Овинский быстро поднялся. Откидное сиденье, упруго выскочив из-под него, звучно хлопнуло матерчатой обивкой о стенку вагона и замерло в вертикальном положении. Овинский заходил по ковровой дорожке.
Погода испортилась, и, когда поезд прибыл в Затонье, сыпал бесшумный, неторопливый дождь. Пассажиров сошло немного, перрон был почти пуст. Виктор Николаевич направился было к вокзалу, чтобы выяснить, где находится бригадный дом, как увидел в конце перрона группу взволнованных, о чем-то спорящих людей. Овинский узнал Городилова-старшего, Кряжева и помощника Кряжева, живого стройного паренька по фамилии Шик. С ними были дежурный по станции – его отличала фуражка с малиновым верхом – и еще какой-то командир, очевидно из местных.
Овинский поспешил к ним.
II
Кряжева в депо все звали по имени-отчеству. Даже в третьем лице о нем говорили «Кузьма Кузьмич» – «Кузьма Кузьмич поведет», «Кузьмы Кузьмича машина», – хотя был он, в сущности, еще молодым человеком или, во всяком случае, находился в том возрасте, который никак не предполагал столь почтительного обращения.

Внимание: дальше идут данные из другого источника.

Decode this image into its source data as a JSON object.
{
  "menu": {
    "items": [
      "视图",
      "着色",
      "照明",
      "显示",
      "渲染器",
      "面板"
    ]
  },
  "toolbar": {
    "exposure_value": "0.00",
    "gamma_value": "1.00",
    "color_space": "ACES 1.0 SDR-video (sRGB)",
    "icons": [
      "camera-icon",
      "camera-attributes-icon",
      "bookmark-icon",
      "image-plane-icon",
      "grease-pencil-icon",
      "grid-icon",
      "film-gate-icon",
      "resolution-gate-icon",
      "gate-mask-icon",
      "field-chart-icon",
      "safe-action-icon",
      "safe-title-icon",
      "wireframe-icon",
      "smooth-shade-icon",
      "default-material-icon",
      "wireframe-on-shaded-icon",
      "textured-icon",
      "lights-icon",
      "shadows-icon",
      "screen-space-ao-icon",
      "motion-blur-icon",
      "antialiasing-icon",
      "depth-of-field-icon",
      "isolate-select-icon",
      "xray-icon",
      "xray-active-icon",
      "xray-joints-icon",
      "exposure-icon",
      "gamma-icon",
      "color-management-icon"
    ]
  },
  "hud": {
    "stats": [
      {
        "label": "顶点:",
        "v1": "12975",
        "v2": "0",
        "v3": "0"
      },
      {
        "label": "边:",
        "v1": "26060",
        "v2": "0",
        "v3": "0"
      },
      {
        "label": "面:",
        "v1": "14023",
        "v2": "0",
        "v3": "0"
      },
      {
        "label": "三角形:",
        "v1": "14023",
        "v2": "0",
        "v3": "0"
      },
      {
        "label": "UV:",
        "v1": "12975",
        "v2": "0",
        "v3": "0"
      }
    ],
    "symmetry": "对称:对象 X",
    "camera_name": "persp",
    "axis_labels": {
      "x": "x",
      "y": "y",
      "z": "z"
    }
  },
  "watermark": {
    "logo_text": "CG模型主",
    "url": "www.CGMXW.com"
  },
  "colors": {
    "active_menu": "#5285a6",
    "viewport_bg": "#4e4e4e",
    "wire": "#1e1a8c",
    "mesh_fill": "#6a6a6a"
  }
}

Обычно кадровые паровозники Крутоярска-второго при разговоре друг о друге придерживались семейной простоты.
«Петьку Амплеева старшим машинистом поставили, – говорили они, к примеру, хотя «Петьке» уже перевалило за четыре десятка. Кряжеву исполнилось всего лишь тридцать два года. Но так уж повелось величать его по имени-отчеству и никак иначе.
В Крутоярске-втором он появился мальчишкой, в сентябре 1941 года. Появился один. Мать потерял на дорогах эвакуации, отца вообще не знал. На ногах у него красовались новые лапти и красноармейские обмотки, а на плечах – изъеденный молью дореволюционного покроя френч, такой большой, что пришлось завернуть рукава.

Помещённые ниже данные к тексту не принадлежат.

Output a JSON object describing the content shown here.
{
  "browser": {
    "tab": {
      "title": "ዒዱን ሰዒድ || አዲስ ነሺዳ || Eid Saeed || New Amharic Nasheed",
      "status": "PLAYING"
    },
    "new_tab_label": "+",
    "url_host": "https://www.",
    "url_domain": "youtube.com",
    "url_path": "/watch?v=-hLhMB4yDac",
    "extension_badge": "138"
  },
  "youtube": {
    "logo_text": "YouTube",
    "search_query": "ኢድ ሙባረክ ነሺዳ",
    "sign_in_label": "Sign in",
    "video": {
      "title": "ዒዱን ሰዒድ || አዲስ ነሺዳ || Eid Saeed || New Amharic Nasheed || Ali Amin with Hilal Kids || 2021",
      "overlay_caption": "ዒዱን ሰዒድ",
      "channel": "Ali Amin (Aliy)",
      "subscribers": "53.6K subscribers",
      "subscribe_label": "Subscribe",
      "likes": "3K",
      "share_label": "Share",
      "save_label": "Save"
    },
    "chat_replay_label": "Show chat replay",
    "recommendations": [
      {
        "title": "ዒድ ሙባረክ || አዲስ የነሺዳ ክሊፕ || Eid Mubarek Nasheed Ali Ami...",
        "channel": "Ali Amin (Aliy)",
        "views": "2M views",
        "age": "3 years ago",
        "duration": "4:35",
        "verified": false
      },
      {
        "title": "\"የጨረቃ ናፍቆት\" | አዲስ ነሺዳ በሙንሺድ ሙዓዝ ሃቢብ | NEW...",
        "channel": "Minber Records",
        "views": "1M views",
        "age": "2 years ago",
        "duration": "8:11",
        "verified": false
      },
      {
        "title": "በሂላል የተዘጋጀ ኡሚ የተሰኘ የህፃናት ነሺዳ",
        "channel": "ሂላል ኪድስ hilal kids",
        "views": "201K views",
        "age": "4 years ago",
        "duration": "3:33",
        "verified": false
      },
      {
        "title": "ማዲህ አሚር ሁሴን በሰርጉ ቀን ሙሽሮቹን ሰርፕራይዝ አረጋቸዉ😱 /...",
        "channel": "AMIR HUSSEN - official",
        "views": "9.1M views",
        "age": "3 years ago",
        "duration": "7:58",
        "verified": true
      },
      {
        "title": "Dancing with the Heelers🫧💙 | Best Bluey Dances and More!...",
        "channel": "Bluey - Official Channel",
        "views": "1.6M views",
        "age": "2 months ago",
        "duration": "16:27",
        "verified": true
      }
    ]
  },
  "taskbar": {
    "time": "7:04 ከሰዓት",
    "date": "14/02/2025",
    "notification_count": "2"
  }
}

Он смело вошел в отдел кадров и, проявляя неожиданную осведомленность, сказал:
– У вас курсы кочегаров открыты. Примите!
– А ты кто же будешь-то? – спросили его.
– Кузьма Кузьмич Кряжев, эвакуированный.
Кадровики грустно улыбнулись его ответу и снова спросили:
– Сколько хоть годов-то тебе?
Парнишка, не желая врать, молчал. Был он черноволосый, смуглый и рябой. Насупившись, сузил черные, как и его волосы, глаза, и они сердито поблескивали в тонких щелках.
Узкоплечий, тощий – настоящий заморыш, он, конечно, не годился в кочегары, даже если бы кадровики по нужде в людях и закрыли глаза на его совсем юный возраст.
– Хочешь, Кузьма Кузьмич, оформим тебя учеником слесаря? – предложили кадровики.
– На паровоз бы, – произнес он с мольбой, но, прочтя на лицах непреклонность, согласился.
Через несколько месяцев, когда Кузьма Кузьмич получил квалификацию слесаря по ремонту паровозов, он снова явился в отдел кадров и попросил:
– Пошлите кочегаром, я уже окреп.
Конечно, его не послали, но он стал каждый день ловить начальника отдела кадров и донимать все той же просьбой: «Пошлите кочегаром». Слух об этом необыкновенном упорстве дошел до Лихошерстнова, который был тогда машинистом-инструктором. Он взял юношу в свою колонну паровозов. На первых порах Петр Яковлевич поставил Кузьму Кузьмича работать на пару с девушкой – вдвоем они вполне заменяли одного сносного кочегара. Так война и несчастья войны помогли Кряжеву. В иное время он, конечно, не попал бы столь рано на локомотив.
Нигде, пожалуй, не соблюдается так непреложно и четко продвижение кадров, как в локомотивных бригадах. Кочегар, подучившись на курсах, непременно становится помощником машиниста, а помощник, пройдя специальную переподготовку, – машинистом. Это закон жизни любого депо. Хотя кочегар получает вполне приличные деньги, а труд его физически даже несколько легче, чем труд помощника, работник, засидевшийся в кочегарах, редкостное явление. Такому случаю удивляются, на него смотрят как на нелепое отступление от закономерности.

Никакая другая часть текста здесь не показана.